The history of the disaster of the sovietic nuclear-submarine K-19 presented in theaters, with K-19: The Widowmaker, an independent film that cost $100,000,000 to make. It’s about the disaster of the sovietic nuclear-submarine K-19. An interesting film with a lot of work of foley and impressive recording.. Walter Murch worked as re-recording mixer. Let’s read this article on Mix Online, with several interesting notes about the recording and foley sessions:
“It’s very difficult to get a sense of space in an enclosed [environment] like a submarine,” says picture editor and re-recording mixer Walter Murch. “If it’s not lit and art-directed right, everything just sort of blocks up.” […]
“When I started working on features,” says Walter Murch, “the idea of doing Foley was very exotic and nothing that we could afford. On The Rain People, Francis [Coppola] was shooting on location with the actors, and they were traveling across the country. At the end of the day, he would ask the actors to walk through all of the moves they made without saying anything. On THX [1138, George Lucas’ first feature], I would put the Nagra somewhere and walk around duplicating the footsteps in a real space. We did versions of that on The Conversation and American Graffiti.

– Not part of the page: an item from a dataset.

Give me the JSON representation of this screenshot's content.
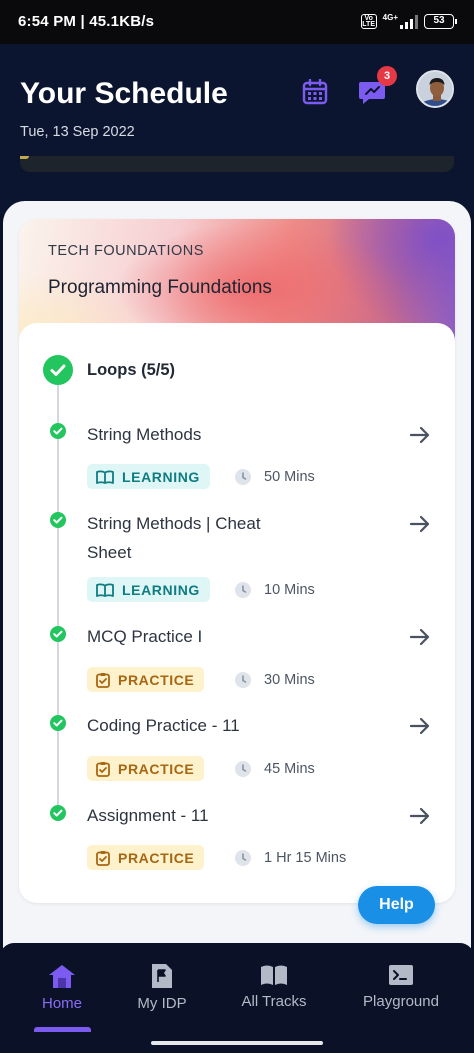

“On Godfather II,” Murch continues, “we’d figure out the rate at which the principal was walking, and we had a little portable electronic metronome, which we would set at that frame rate. I remember doing the footsteps for Fanucci where he comes up the stairs before he’s killed by DeNiro [young Vito Corleone], and we found the marble staircases in the old Zoetrope building were very much like the staircases in that actual location. So, I set the metronome and I had my assistant at the top. I walked a couple of flights up, so you hear these footsteps coming from far away. They get closer and closer, which is the whole idea of the scene, and then I stopped, as Fanucci stopped, at the top. I said Fanucci’s next line, and when we took the track and sunk it up, all of the footsteps sunk up. On the Foley track, you can hear my voice, and it exactly syncs with the lips of Fanucci.”